While Cottrell liked what he saw in his first GCU residency, even more telling was the perspective of Mary Trickel, who also attended the first-ever Atlanta event a year ago. Trickel, who’s 73 but talks with youthful enthusiasm, loved the 2013 event but had two suggestions for improvements and was thrilled that both were heeded.

When she went to Atlanta the first time, Trickel wore a GCU sweatshirt and was asked by several people where she got it. But no GCU paraphernalia was being sold. This year, Trickel said, “they came loaded – they had boxes and boxes and set up tables. By Thursday night (the event started on Monday), everybody had sweatshirts and coffee cups.”

Anissa Villegas, residency coordinator for CDS, said the on-site sales were made possible through a partnership with Georgia Tech.

Trickel’s other idea was to make sure that first-year students got hooked up with people in their second year to be able to glean insights, and that happened, too. It only confirmed to her why she’s such a GCU fan.

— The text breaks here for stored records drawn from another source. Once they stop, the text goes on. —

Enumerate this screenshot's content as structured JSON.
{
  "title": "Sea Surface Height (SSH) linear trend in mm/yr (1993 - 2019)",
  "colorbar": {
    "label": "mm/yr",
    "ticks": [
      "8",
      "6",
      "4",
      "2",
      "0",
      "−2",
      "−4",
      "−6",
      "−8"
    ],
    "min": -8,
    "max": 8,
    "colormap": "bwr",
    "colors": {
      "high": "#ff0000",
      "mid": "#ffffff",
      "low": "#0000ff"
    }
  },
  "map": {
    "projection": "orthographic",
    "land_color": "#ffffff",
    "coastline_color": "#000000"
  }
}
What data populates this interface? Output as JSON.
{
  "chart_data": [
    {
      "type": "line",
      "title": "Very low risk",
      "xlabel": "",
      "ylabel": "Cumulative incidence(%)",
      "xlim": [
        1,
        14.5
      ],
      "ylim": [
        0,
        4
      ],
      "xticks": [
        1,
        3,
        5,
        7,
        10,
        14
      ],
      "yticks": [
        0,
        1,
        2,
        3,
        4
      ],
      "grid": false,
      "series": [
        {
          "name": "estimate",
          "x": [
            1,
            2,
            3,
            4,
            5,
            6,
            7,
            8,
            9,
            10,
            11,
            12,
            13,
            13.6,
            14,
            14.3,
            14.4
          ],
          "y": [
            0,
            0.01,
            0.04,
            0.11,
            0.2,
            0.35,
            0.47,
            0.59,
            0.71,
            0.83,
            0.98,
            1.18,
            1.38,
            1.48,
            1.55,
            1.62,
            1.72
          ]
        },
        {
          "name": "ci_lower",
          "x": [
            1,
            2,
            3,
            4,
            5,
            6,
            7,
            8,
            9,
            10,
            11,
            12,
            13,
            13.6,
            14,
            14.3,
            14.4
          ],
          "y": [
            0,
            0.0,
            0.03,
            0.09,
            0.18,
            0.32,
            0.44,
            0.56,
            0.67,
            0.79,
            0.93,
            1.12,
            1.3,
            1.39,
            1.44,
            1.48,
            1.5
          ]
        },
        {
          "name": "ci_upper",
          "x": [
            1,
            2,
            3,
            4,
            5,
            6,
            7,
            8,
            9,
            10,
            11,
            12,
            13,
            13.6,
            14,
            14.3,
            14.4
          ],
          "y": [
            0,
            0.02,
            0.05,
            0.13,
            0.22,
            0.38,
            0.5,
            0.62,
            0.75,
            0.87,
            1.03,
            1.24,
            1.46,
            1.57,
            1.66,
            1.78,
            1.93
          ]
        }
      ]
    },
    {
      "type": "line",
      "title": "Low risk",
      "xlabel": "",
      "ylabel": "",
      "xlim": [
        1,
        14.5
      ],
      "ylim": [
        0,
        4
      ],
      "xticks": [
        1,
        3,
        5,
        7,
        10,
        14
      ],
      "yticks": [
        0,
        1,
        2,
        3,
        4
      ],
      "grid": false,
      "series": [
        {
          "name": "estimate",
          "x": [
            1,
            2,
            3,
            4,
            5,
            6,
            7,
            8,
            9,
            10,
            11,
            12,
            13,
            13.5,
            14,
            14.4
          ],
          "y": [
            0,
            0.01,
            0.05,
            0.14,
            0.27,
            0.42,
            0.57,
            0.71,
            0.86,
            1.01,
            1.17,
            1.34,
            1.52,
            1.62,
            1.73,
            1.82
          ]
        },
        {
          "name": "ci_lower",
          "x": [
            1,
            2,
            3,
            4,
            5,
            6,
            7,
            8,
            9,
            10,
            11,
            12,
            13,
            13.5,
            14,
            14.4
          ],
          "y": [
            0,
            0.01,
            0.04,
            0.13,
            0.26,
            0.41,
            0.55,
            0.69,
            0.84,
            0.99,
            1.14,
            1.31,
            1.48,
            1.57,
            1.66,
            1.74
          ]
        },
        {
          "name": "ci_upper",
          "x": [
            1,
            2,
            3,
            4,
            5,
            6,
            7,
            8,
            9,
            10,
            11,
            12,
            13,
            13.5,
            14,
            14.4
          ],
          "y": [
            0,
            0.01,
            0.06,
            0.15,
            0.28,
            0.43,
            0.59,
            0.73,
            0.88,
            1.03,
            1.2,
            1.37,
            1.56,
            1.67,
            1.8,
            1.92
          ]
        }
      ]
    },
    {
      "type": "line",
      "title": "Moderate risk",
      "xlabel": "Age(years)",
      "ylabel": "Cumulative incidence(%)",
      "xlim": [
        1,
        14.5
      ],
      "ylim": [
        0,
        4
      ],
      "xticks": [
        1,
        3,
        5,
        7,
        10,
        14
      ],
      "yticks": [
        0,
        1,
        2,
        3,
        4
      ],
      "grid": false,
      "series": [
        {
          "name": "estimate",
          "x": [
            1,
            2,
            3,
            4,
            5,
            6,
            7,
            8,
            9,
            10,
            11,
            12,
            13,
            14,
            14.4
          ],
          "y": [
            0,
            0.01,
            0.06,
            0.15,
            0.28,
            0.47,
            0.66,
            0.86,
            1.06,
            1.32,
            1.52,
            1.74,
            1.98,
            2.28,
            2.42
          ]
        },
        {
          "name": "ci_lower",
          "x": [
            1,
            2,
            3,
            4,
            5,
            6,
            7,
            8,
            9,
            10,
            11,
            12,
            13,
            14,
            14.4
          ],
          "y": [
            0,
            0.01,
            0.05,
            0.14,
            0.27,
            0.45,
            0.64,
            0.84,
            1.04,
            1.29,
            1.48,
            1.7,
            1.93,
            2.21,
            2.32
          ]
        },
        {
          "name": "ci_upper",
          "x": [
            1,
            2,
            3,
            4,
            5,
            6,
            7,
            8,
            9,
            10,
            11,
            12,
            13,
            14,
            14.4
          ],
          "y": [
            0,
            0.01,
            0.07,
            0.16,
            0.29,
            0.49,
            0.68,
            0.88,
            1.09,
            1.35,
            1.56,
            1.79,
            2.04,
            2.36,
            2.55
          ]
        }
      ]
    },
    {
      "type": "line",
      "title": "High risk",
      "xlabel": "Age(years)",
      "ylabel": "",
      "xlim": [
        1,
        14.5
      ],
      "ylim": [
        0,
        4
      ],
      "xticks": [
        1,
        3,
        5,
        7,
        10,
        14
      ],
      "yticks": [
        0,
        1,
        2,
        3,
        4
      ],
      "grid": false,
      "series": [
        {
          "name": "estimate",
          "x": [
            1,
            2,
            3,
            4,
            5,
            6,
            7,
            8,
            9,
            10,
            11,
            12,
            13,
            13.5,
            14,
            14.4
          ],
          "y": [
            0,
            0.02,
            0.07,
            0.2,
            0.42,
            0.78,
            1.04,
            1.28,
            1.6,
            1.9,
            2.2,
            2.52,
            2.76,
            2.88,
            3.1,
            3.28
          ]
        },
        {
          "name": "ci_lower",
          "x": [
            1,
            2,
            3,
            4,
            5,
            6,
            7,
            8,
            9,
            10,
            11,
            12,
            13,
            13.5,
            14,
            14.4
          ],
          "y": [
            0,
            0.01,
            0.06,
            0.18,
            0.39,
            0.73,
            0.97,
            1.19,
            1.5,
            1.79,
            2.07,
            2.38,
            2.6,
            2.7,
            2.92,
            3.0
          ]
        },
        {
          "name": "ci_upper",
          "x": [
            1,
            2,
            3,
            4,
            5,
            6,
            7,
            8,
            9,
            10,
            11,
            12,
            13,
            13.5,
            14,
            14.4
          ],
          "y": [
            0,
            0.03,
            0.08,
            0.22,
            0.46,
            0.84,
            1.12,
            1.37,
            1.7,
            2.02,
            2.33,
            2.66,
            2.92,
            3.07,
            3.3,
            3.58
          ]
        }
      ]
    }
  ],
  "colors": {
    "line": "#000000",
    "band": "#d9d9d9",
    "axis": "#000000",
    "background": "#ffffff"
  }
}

“I’ve heard nightmares about online programs and the lack of respect for online students,” she said. “But the integrity of the GCU program is just outstanding. I tell everybody I’m GCU’s ambassador on the East Coast.”

GCU also has an ambassador in Abilene after Cottrell’s experience, but he’s about to become an ambassador on the other side of the world. In three weeks, he starts a six-month deployment in Afghanistan, where he plans to use what little spare time he will have to continue his doctoral research. “You can’t exactly tell your boss, ‘Sorry, I’m not available right now. I have studying to do,’” he said.

Cottrell’s work there will be entirely on the base. The only time he will go outside the fences is when he is traveling between bases, but there is one challenge he will face in addition to the obvious dangers.

“I don’t know about computer access,” he said. “That could be a problem.”

The Atlanta residencies are proving wildly popular. Not only did GCU expand from one in 2013 to three this year; Villegas said the next one, scheduled for July 28-Aug. 1, is already at the 150-person capacity. The dates of the third residency are Nov. 10-14.

“The fact that we went from one pilot to three residencies this year shows that we responded to need and to learner feedback,” Villegas said.